We have a measure of the number of rotations of the pedals per minute (__cadence__) and a measure of __speed__.  Using these two variables we should be able to derive a measure of __development__ which would effectivly tell us which gear the rider was using at the time.   Development will normally range between __2m__ and __10m__.  Due to errors in GPS and cadence measurements you will see many points outside this range and you should just discard them as outliers. 

Write code to calculate __development__ in _meters_ for each row in a ride.  Plot the result in a _histogram_ and compare the plots for the four rides.   Comment on what you observe in the histograms.





In [5]:
#Make new columns for development by dividing cadence by speed
RR2016Development = rr_2016;
RR2016Development['development'] = (rr_2016['cadence'] / rr_2016['speed'])

TT2016Development = tt_2016;
TT2016Development['development'] = (tt_2016['cadence'] / tt_2016['speed'])

RR2019Development = rr_2019;
RR2019Development['development'] = (rr_2019['cadence'] / rr_2019['speed'])

TT2019Development = tt_2019;
TT2019Development['development'] = (tt_2019['cadence'] / tt_2019['speed'])

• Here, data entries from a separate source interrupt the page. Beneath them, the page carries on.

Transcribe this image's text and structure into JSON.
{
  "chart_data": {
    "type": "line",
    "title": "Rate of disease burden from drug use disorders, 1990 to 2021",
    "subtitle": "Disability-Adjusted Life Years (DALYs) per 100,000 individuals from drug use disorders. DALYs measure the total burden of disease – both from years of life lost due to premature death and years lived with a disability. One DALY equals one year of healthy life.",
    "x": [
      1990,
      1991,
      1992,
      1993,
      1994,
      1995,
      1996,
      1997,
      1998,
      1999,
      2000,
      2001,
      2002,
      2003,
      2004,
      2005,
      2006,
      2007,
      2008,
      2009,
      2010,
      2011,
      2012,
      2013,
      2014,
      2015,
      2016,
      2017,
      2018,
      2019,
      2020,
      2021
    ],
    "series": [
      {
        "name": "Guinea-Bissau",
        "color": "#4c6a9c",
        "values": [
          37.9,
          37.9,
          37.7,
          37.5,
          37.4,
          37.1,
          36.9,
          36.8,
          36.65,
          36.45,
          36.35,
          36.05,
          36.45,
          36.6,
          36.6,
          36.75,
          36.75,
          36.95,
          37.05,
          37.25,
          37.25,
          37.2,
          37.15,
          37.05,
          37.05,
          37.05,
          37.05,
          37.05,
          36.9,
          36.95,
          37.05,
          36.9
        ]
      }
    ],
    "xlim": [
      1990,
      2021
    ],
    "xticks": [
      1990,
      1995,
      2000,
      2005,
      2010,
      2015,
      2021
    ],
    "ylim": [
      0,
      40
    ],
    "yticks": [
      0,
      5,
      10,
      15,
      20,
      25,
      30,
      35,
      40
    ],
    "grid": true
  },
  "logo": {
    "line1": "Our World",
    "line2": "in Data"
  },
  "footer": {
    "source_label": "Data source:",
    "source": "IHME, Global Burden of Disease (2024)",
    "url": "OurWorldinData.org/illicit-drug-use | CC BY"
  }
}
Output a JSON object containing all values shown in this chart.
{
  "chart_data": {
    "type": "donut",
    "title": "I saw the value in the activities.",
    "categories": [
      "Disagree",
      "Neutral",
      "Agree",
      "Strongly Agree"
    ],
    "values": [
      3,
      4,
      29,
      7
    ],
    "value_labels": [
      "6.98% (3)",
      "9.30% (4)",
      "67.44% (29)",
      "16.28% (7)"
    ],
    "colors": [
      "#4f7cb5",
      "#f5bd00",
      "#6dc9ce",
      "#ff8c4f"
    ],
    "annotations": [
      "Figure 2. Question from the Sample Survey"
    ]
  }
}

#Cleanse the data by removing values outside of 2 and 10 as they are considered outliers
RR2016Development = RR2016Development[RR2016Development['development'].between(2, 10)]
#RR2016Development['development'].hist()

TT2016Development = TT2016Development[TT2016Development['development'].between(2, 10)]
#TT2016Development['development'].hist()

RR2019Development = RR2019Development[RR2019Development['development'].between(2, 10)]
#RR2019Development['development'].hist()

TT2019Development = TT2019Development[TT2019Development['development'].between(2, 10)]
#TT2019Development['development'].hist()

print("I attempted to create histograms that showed changes in development over time,"
      "\nbut I was unable to plot the correct values on the graphs.")

I attempted to create histograms that showed changes in development over time,
but I was unable to plot the correct values on the graphs.